Support for currency stabilization funds. In September 1995, the IMF decided to make available financial support for the establishment of currency stabilization funds to help bolster confidence in countries’ exchange-rate-based stabilization strategies—preferably, an exchange rate peg with relatively narrow margins or a preannounced crawl. So far, however, the IMF has not provided this type of assistance to any member country. For a currency stabilization fund to play its intended role, economic policies must be tight enough for inflation to be compatible with the targeted exchange rate anchor; thus, little use of the currency stabilization fund for exchange market intervention is to be expected.
IMF support for a currency stabilization fund would be conditional on
fiscal adjustment and credit creation consistent with targeted inflation,
appropriate measures to deal with backward-looking automatic wage and other indexation schemes,
a high degree of current account convertibility and an open trade regime and other measures to encourage the return of flight capital,
contingency plans to deal with large capital account outflows or inflows,
integrated management of foreign exchange reserves and intervention policy, and
other structural and institutional elements designed to reduce inflation sharply.
Emergency assistance. The IMF can provide emergency financial assistance to a member facing balance of payments difficulties caused by a natural disaster. Emergency assistance is available through outright purchases, usually limited to 25 percent of quota, provided that the member is cooperating with the IMF to find a solution to its payments problems.
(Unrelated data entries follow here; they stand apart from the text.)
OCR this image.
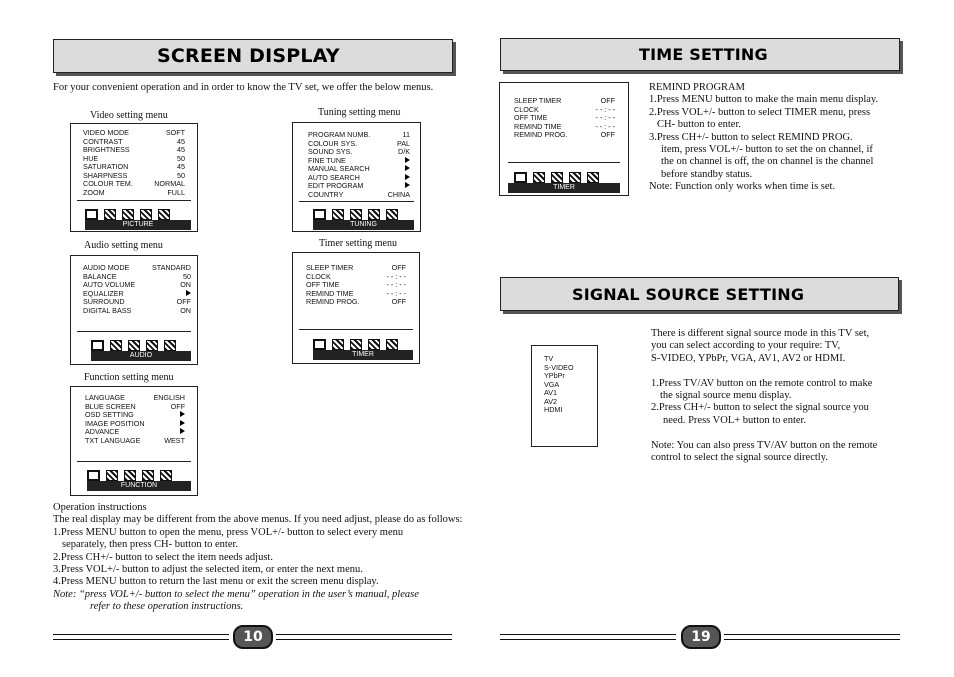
SCREEN DISPLAY
For your convenient operation and in order to know the TV set, we offer the below menus.
Video setting menu
VIDEO MODE	SOFT
CONTRAST	45
BRIGHTNESS	45
HUE	50
SATURATION	45
SHARPNESS	50
COLOUR TEM.	NORMAL
ZOOM	FULL
PICTURE
Tuning setting menu
PROGRAM NUMB.	11
COLOUR SYS.	PAL
SOUND SYS.	D/K
FINE TUNE
MANUAL SEARCH
AUTO SEARCH
EDIT PROGRAM
COUNTRY	CHINA
TUNING
Audio setting menu
AUDIO MODE	STANDARD
BALANCE	50
AUTO VOLUME	ON
EQUALIZER
SURROUND	OFF
DIGITAL BASS	ON
AUDIO
Timer setting menu
SLEEP TIMER	OFF
CLOCK	- - : - -
OFF TIME	- - : - -
REMIND TIME	- - : - -
REMIND PROG.	OFF
TIMER
Function setting menu
LANGUAGE	ENGLISH
BLUE SCREEN	OFF
OSD SETTING
IMAGE POSITION
ADVANCE
TXT LANGUAGE	WEST
FUNCTION
Operation instructions
The real display may be different from the above menus. If you need adjust, please do as follows:
1.Press MENU button to open the menu, press VOL+/- button to select every menu
separately, then press CH- button to enter.
2.Press CH+/- button to select the item needs adjust.
3.Press VOL+/- button to adjust the selected item, or enter the next menu.
4.Press MENU button to return the last menu or exit the screen menu display.
Note: “press VOL+/- button to select the menu” operation in the user’s manual, please
refer to these operation instructions.
10
TIME SETTING
SLEEP TIMER	OFF
CLOCK	- - : - -
OFF TIME	- - : - -
REMIND TIME	- - : - -
REMIND PROG.	OFF
TIMER
REMIND PROGRAM
1.Press MENU button to make the main menu display.
2.Press VOL+/- button to select TIMER menu, press
CH- button to enter.
3.Press CH+/- button to select REMIND PROG.
item, press VOL+/- button to set the on channel, if
the on channel is off, the on channel is the channel
before standby status.
Note: Function only works when time is set.
SIGNAL SOURCE SETTING
TV
S-VIDEO
YPbPr
VGA
AV1
AV2
HDMI
There is different signal source mode in this TV set,
you can select according to your require: TV,
S-VIDEO, YPbPr, VGA, AV1, AV2 or HDMI.
1.Press TV/AV button on the remote control to make
the signal source menu display.
2.Press CH+/- button to select the signal source you
need. Press VOL+ button to enter.
Note: You can also press TV/AV button on the remote
control to select the signal source directly.
19
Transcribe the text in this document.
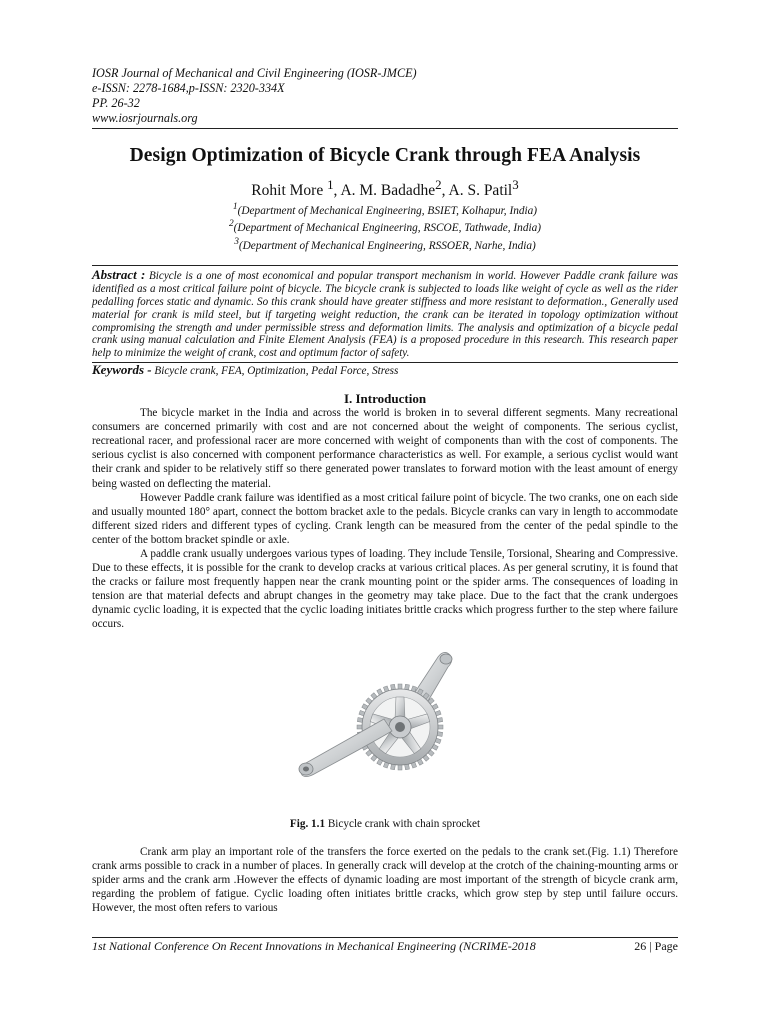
IOSR Journal of Mechanical and Civil Engineering (IOSR-JMCE)
e-ISSN: 2278-1684,p-ISSN: 2320-334X
PP. 26-32
www.iosrjournals.org
Design Optimization of Bicycle Crank through FEA Analysis
Rohit More $^1$, A. M. Badadhe$^2$, A. S. Patil$^3$
$^1$(Department of Mechanical Engineering, BSIET, Kolhapur, India)
$^2$(Department of Mechanical Engineering, RSCOE, Tathwade, India)
$^3$(Department of Mechanical Engineering, RSSOER, Narhe, India)
Abstract : Bicycle is a one of most economical and popular transport mechanism in world. However Paddle crank failure was identified as a most critical failure point of bicycle. The bicycle crank is subjected to loads like weight of cycle as well as the rider pedalling forces static and dynamic. So this crank should have greater stiffness and more resistant to deformation., Generally used material for crank is mild steel, but if targeting weight reduction, the crank can be iterated in topology optimization without compromising the strength and under permissible stress and deformation limits. The analysis and optimization of a bicycle pedal crank using manual calculation and Finite Element Analysis (FEA) is a proposed procedure in this research. This research paper help to minimize the weight of crank, cost and optimum factor of safety.
Keywords - Bicycle crank, FEA, Optimization, Pedal Force, Stress
I. Introduction

The bicycle market in the India and across the world is broken in to several different segments. Many recreational consumers are concerned primarily with cost and are not concerned about the weight of components. The serious cyclist, recreational racer, and professional racer are more concerned with weight of components than with the cost of components. The serious cyclist is also concerned with component performance characteristics as well. For example, a serious cyclist would want their crank and spider to be relatively stiff so there generated power translates to forward motion with the least amount of energy being wasted on deflecting the material.

However Paddle crank failure was identified as a most critical failure point of bicycle. The two cranks, one on each side and usually mounted 180° apart, connect the bottom bracket axle to the pedals. Bicycle cranks can vary in length to accommodate different sized riders and different types of cycling. Crank length can be measured from the center of the pedal spindle to the center of the bottom bracket spindle or axle.

A paddle crank usually undergoes various types of loading. They include Tensile, Torsional, Shearing and Compressive. Due to these effects, it is possible for the crank to develop cracks at various critical places. As per general scrutiny, it is found that the cracks or failure most frequently happen near the crank mounting point or the spider arms. The consequences of loading in tension are that material defects and abrupt changes in the geometry may take place. Due to the fact that the crank undergoes dynamic cyclic loading, it is expected that the cyclic loading initiates brittle cracks which progress further to the step where failure occurs.

Fig. 1.1 Bicycle crank with chain sprocket

Crank arm play an important role of the transfers the force exerted on the pedals to the crank set.(Fig. 1.1) Therefore crank arms possible to crack in a number of places. In generally crack will develop at the crotch of the chaining-mounting arms or spider arms and the crank arm .However the effects of dynamic loading are most important of the strength of bicycle crank arm, regarding the problem of fatigue. Cyclic loading often initiates brittle cracks, which grow step by step until failure occurs. However, the most often refers to various

1st National Conference On Recent Innovations in Mechanical Engineering (NCRIME-2018	26 | Page
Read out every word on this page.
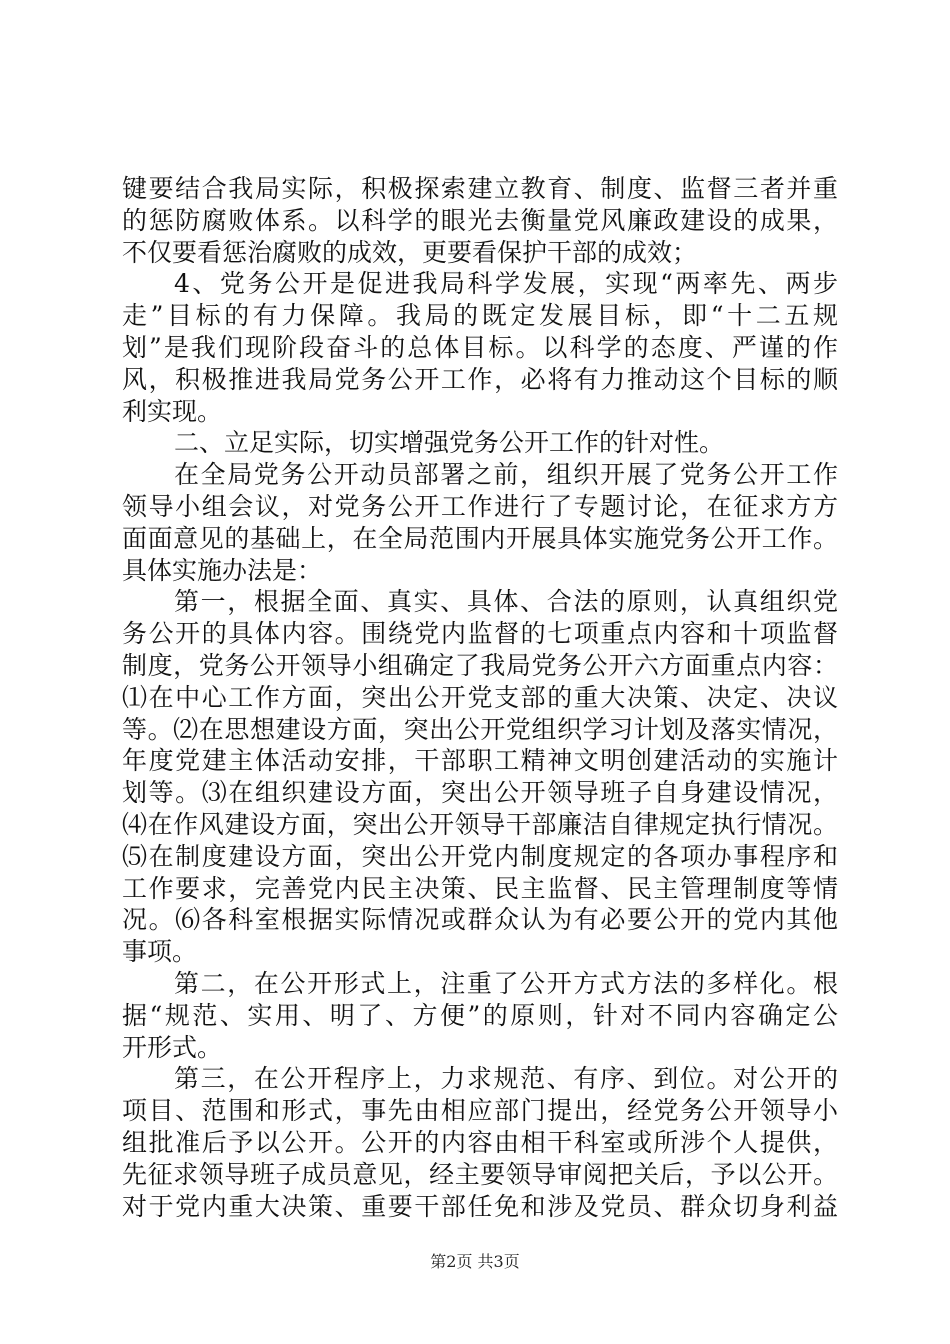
键要结合我局实际，积极探索建立教育、制度、监督三者并重
的惩防腐败体系。以科学的眼光去衡量党风廉政建设的成果，
不仅要看惩治腐败的成效，更要看保护干部的成效；
4、党务公开是促进我局科学发展，实现“两率先、两步
走”目标的有力保障。我局的既定发展目标，即“十二五规
划”是我们现阶段奋斗的总体目标。以科学的态度、严谨的作
风，积极推进我局党务公开工作，必将有力推动这个目标的顺
利实现。
二、立足实际，切实增强党务公开工作的针对性。
在全局党务公开动员部署之前，组织开展了党务公开工作
领导小组会议，对党务公开工作进行了专题讨论，在征求方方
面面意见的基础上，在全局范围内开展具体实施党务公开工作。
具体实施办法是：
第一，根据全面、真实、具体、合法的原则，认真组织党
务公开的具体内容。围绕党内监督的七项重点内容和十项监督
制度，党务公开领导小组确定了我局党务公开六方面重点内容：
⑴在中心工作方面，突出公开党支部的重大决策、决定、决议
等。⑵在思想建设方面，突出公开党组织学习计划及落实情况，
年度党建主体活动安排，干部职工精神文明创建活动的实施计
划等。⑶在组织建设方面，突出公开领导班子自身建设情况，
⑷在作风建设方面，突出公开领导干部廉洁自律规定执行情况。
⑸在制度建设方面，突出公开党内制度规定的各项办事程序和
工作要求，完善党内民主决策、民主监督、民主管理制度等情
况。⑹各科室根据实际情况或群众认为有必要公开的党内其他
事项。
第二，在公开形式上，注重了公开方式方法的多样化。根
据“规范、实用、明了、方便”的原则，针对不同内容确定公
开形式。
第三，在公开程序上，力求规范、有序、到位。对公开的
项目、范围和形式，事先由相应部门提出，经党务公开领导小
组批准后予以公开。公开的内容由相干科室或所涉个人提供，
先征求领导班子成员意见，经主要领导审阅把关后，予以公开。
对于党内重大决策、重要干部任免和涉及党员、群众切身利益
第2页 共3页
In 1995, the policy on emergency assistance was expanded to cover countries emerging from political turmoil, civil unrest, or armed international conflict that are unable to implement regular IMF-supported programs because of damage to their institutional and administrative capacity. In addition to the quick-disbursing emergency financial assistance, the IMF also provides macroeconomic policy advice and technical assistance designed to restore the country’s ability to implement policy.
In April 1999, the Executive Board discussed ways to enhance assistance to postconflict countries and agreed on steps to improve the terms of emergency financial assistance to postconflict countries. It also agreed that the IMF, in implementing its strategy on overdue financial obligations, would take into account the special difficulties faced by postconflict countries in arrears.
During 1998/99, the IMF provided emergency post-conflict assistance totaling SDR 19 million to the Republic of Congo and Sierra Leone, and emergency assistance totaling SDR 202 million to help Bangladesh, the Dominican Republic, Haiti, Honduras, and St. Kitts and Nevis cope with natural disasters.